Five years and finding its stride |

Five years and finding its stride

The Memorial Hospital in Craig celebrates five years in new facility

The Memorial Hospital in Craig marks five years Wednesday in its new facility. The hospital will host an anniversary celebration from 5 to 8 p.m. Wednesday, inviting community members to enjoy cake and refreshments, and tour its state-of-the-art operating suites.
Lauren Blair

Seven years ago, all they could do was hope.

The Memorial Hospital Chief of Marketing and Business Development Jennifer Riley was among those in 2007 fighting to pass a 3-mill, $42.6 million ballot measure to fund the construction of a new hospital.

“It was not a slam dunk,” Riley said. “Up until that day it was a nail-biter. We didn’t know if we were going to be successful at all.”

The measure passed in the November 2007 election by a 423-vote margin with 56 percent of the vote. Two years later, the new hospital opened its doors, and on Wednesday, TMH celebrates five years in its new facility.

The community is invited to mark the occasion with cake and refreshments from 5 to 8 p.m. Wednesday at TMH. The anniversary celebration will include tours of the hospital — including its new, state-of-the-art operating suites.

“I think it does say a lot about what the community has done for the health care in this community,” Riley said. “We’d outgrown that old facility. It was out of date and it would’ve cost a lot of money to bring it up to code.”

The hospital’s original location at 785 Russell St., which opened its doors in 1950, became the home for TMH Medical Clinic once the new hospital was built.

The new 77,258-square-foot facility, situated on 15 acres in west Craig, is considered a critical access hospital due to its rural surroundings. It has 25 patient beds — 15 medical-surgical, four special care, two labor and delivery and four post-partum.

“Critical access hospitals play an essential role in keeping our rural communities healthy,” according to the Colorado Hospital Association website.

The mill levy, which is assessed as a property tax to county residents, provides up to $1.5 million in funding annually to TMH for 40 years. TMH Board and Moffat County Commissioners passed a resolution, however, stating that the mill levy will be retired once the construction loan is paid off, which hospital administrators estimate to be about 25 years, according to Riley.

Other funding came from community donors.

“In addition to the mill levy approved by voters, the TMH Foundation raised $1.2 million in community support for the new building,” Riley said.

The hospital currently employs a total of 244 people at its main facility, the clinic and the rehabilitation center, including 12 physicians and two physician assistants.

One reason behind pushing for a new hospital in 2007, Riley said, was to be able to attract good doctors.

“We were working to recruit doctors to the community, and we felt we wouldn’t be successful if we didn’t have the appropriate infrastructure,” Riley said. “We have demonstrated in five years that that has proven to be valid.”

TMH has seen a lot of growth this year, with the addition of a new permanent chief executive officer, John Rossfeld and several other key administrators — including Chief Financial Officer Jeff Chilson and Chief Nursing Officer Chris Kalinowski.

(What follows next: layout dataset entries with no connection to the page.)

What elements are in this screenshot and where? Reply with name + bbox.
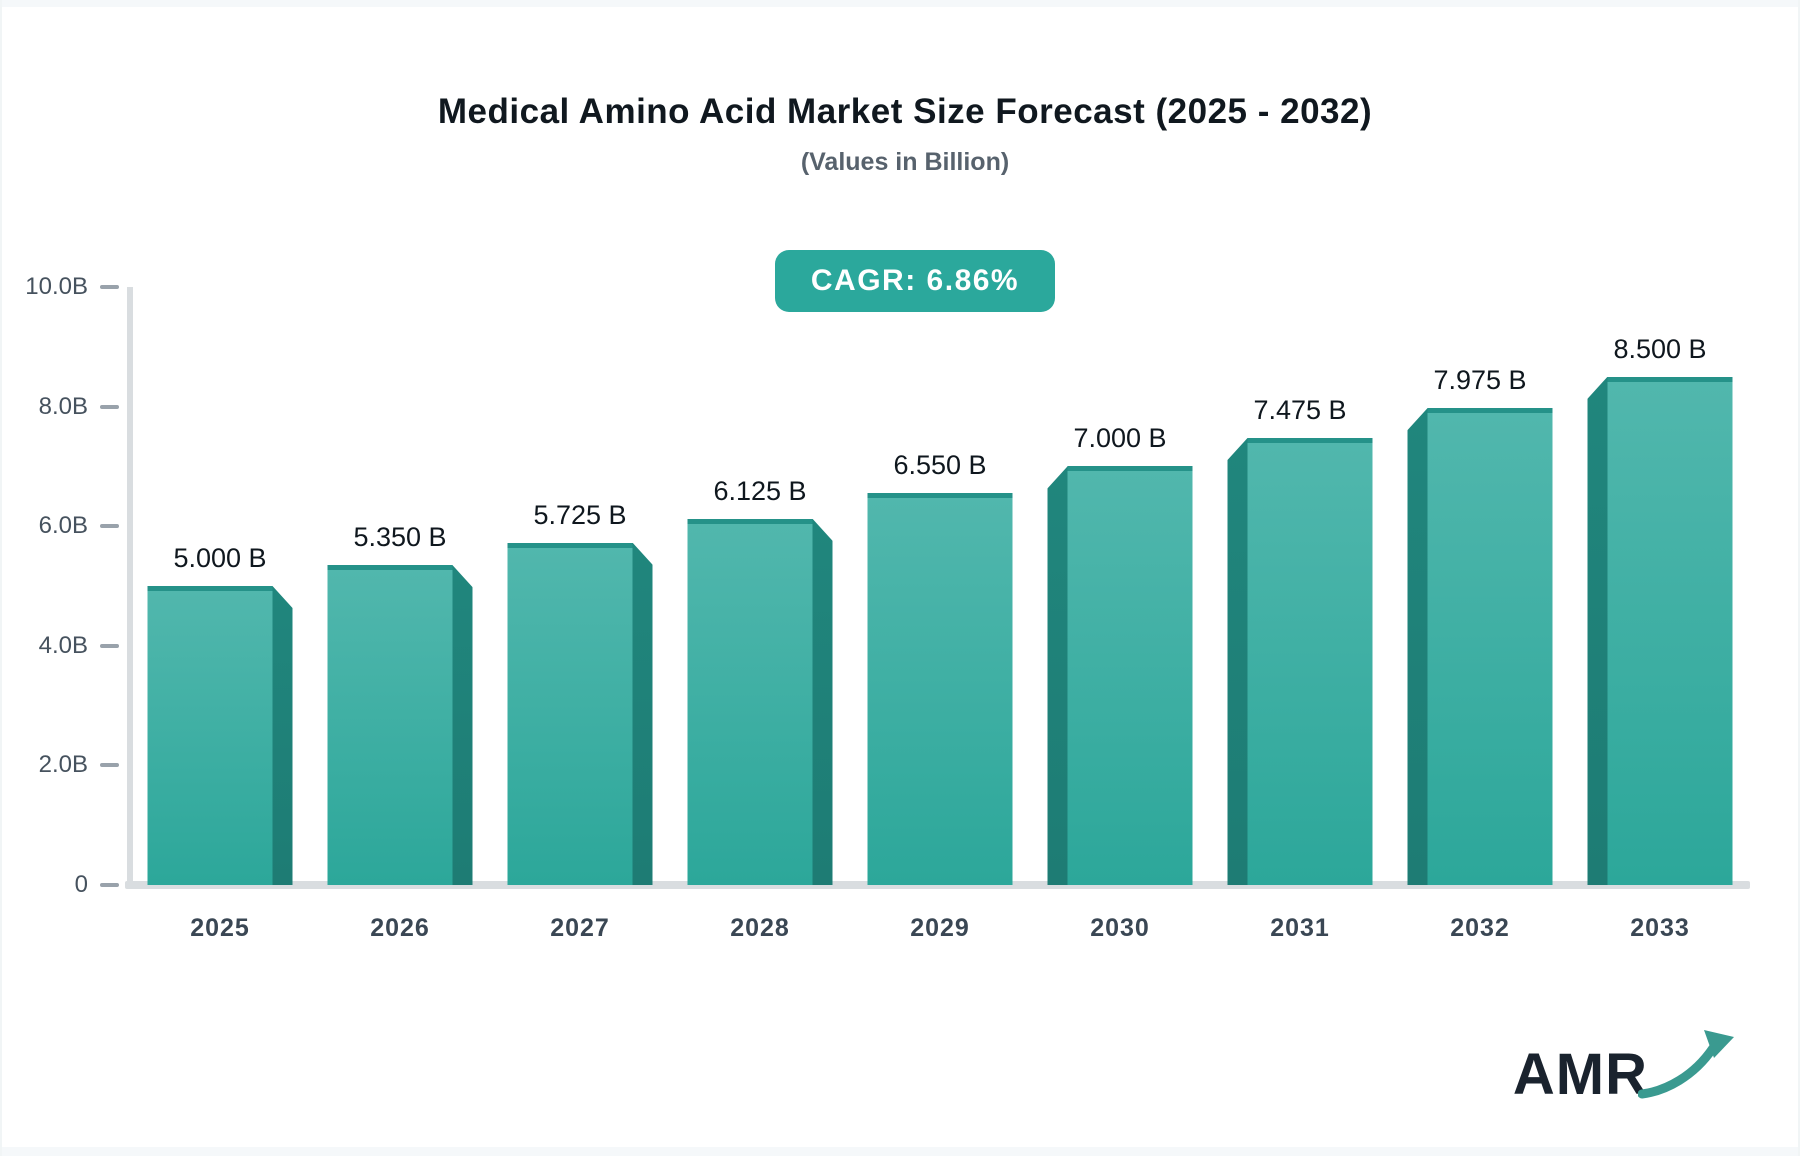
y-axis-tick-label: 6.0B xyxy=(38,512,88,540)
x-axis-label-2026: 2026 xyxy=(370,914,430,942)
bar-column-2026: 5.350 B 2026 xyxy=(310,287,490,942)
y-axis-tick-label: 4.0B xyxy=(38,631,88,659)
y-axis-tick-dash xyxy=(100,883,119,887)
y-axis: 10.0B 8.0B 6.0B 4.0B 2.0B 0 xyxy=(0,273,130,898)
bar-value-label: 8.500 B xyxy=(1613,333,1707,364)
card-left-edge xyxy=(0,0,2,1156)
x-axis-label-2031: 2031 xyxy=(1270,914,1330,942)
bar-2027 xyxy=(507,542,653,885)
bar-2029 xyxy=(867,493,1013,885)
card-bottom-edge xyxy=(0,1147,1800,1156)
bar-3d-side xyxy=(812,518,833,885)
amr-logo: AMR xyxy=(1512,1029,1738,1108)
x-axis-label-2030: 2030 xyxy=(1090,914,1150,942)
bar-face xyxy=(1247,438,1373,885)
bar-3d-side xyxy=(1407,408,1428,885)
bar-face xyxy=(687,518,813,885)
y-axis-tick-label: 0 xyxy=(74,871,88,898)
bar-3d-side xyxy=(632,542,653,885)
y-axis-line xyxy=(127,287,133,885)
bar-2025 xyxy=(147,586,293,885)
cagr-badge: CAGR: 6.86% xyxy=(774,250,1056,312)
x-axis-label-2025: 2025 xyxy=(190,914,250,942)
y-axis-tick-label: 8.0B xyxy=(38,392,88,420)
bar-column-2033: 8.500 B 2033 xyxy=(1570,287,1750,942)
bar-value-label: 5.000 B xyxy=(173,543,267,573)
bar-face xyxy=(507,542,633,885)
bar-column-2032: 7.975 B 2032 xyxy=(1390,287,1570,942)
x-axis-label-2028: 2028 xyxy=(730,914,790,942)
bar-value-label: 6.125 B xyxy=(713,475,807,506)
y-axis-tick-dash xyxy=(100,524,119,529)
bar-2031 xyxy=(1227,438,1373,885)
x-axis-label-2029: 2029 xyxy=(910,914,970,942)
x-axis-label-2033: 2033 xyxy=(1630,914,1690,942)
bar-value-label: 5.725 B xyxy=(533,499,627,530)
bar-3d-side xyxy=(1587,376,1608,885)
bar-face xyxy=(1427,408,1553,885)
y-axis-tick-dash xyxy=(100,643,119,648)
bar-2030 xyxy=(1047,466,1193,885)
card-top-edge xyxy=(0,0,1800,7)
amr-logo-text: AMR xyxy=(1512,1042,1648,1107)
bar-column-2028: 6.125 B 2028 xyxy=(670,287,850,942)
cagr-badge-row: CAGR: 6.86% xyxy=(0,250,1800,312)
bar-value-label: 6.550 B xyxy=(893,450,987,481)
bar-3d-side xyxy=(272,586,293,885)
bar-2026 xyxy=(327,565,473,885)
bar-column-2029: 6.550 B 2029 xyxy=(850,287,1030,942)
bar-face xyxy=(1607,376,1733,885)
x-axis-label-2032: 2032 xyxy=(1450,914,1510,942)
y-axis-tick-label: 10.0B xyxy=(25,273,88,300)
bar-face xyxy=(1067,466,1193,885)
growth-arrow-icon xyxy=(1638,1029,1734,1098)
bar-face xyxy=(147,586,273,885)
bar-value-label: 7.975 B xyxy=(1433,365,1527,396)
y-axis-tick-dash xyxy=(100,285,119,289)
bar-value-label: 7.475 B xyxy=(1253,395,1347,425)
bar-face xyxy=(327,565,453,885)
y-axis-tick-dash xyxy=(100,404,119,409)
bar-3d-side xyxy=(452,565,473,885)
bar-column-2027: 5.725 B 2027 xyxy=(490,287,670,942)
bar-column-2030: 7.000 B 2030 xyxy=(1030,287,1210,942)
bar-3d-side xyxy=(1227,438,1248,885)
bar-value-label: 5.350 B xyxy=(353,522,447,553)
x-axis-label-2027: 2027 xyxy=(550,914,610,942)
bar-2033 xyxy=(1587,376,1733,885)
bar-3d-side xyxy=(1047,466,1068,885)
y-axis-tick-dash xyxy=(100,763,119,768)
bar-plot-area: 5.000 B 2025 5.350 B 2026 5.725 B 2027 6.125 B… xyxy=(130,287,1750,942)
page-title: Medical Amino Acid Market Size Forecast … xyxy=(437,92,1373,131)
bar-2032 xyxy=(1407,408,1553,885)
bar-face xyxy=(867,493,1013,885)
card-right-edge xyxy=(1798,0,1800,1156)
bar-value-label: 7.000 B xyxy=(1073,423,1167,454)
x-axis-line xyxy=(125,881,1750,889)
bar-2028 xyxy=(687,518,833,885)
page-subtitle: (Values in Billion) xyxy=(800,148,1010,176)
bar-column-2025: 5.000 B 2025 xyxy=(130,287,310,942)
bar-column-2031: 7.475 B 2031 xyxy=(1210,287,1390,942)
y-axis-tick-label: 2.0B xyxy=(38,751,88,779)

It has also welcomed several new doctors in recent months, including general surgeon Alexis Driggs, M.D., family physician Elise Sullivan, M.D., physician assistant Maggie Anderson and cardiologist Gerald Myers, M.D.

Next year, TMH will welcome its first full-time orthopedic surgeon to the team, Kevin Borchard, M.D.

With a full roster of doctors able to meet the needs of the area, Riley said their recruiting efforts will likely be winding down and the focus will move to creating a positive experience for both patients and staff.

“We’ll be focusing really hard on our employees. We need the best we can get,” Riley said. “The patient deserves it, the community deserves it. We need to keep them here.”

In the coming five years, the hospital will also focus on building its orthopedic program, including orthopedic surgery, as well as expanding outpatient and rehabilitation services.

“Health care is shifting to more of an outpatient than inpatient service,” Riley said. “More and more is being provided to people on an outpatient basis.”

Perhaps most importantly, TMH will continue its efforts to improve patient care and its perception in the community. Hospital administrators, including Riley, have been reaching out to community members throughout the past year through roundtables and community events to garner feedback.

“We’ll be focusing on good quality care and patient experience,” Riley said. “Patients want excellent quality but they also want that high-end, extraordinary experience.”

After weathering a couple of difficult years, patient numbers and revenue have increased this year, placing the hospital in a much stronger financial position than in years past.

In September, the hospital was close to breaking $5 million in gross patient revenue for the first time with a total of $4.96 million. The hospital’s cash on hand is also more than it’s ever been, according to Riley.

With five years under its belt in the new location, the hospital is finding its stride, boding good things to come in the years ahead for both the hospital and Moffat County.

“The Memorial Hospital is a significant economic driver for the community, and we want to be our community’s primary resource for healthcare,” Riley said.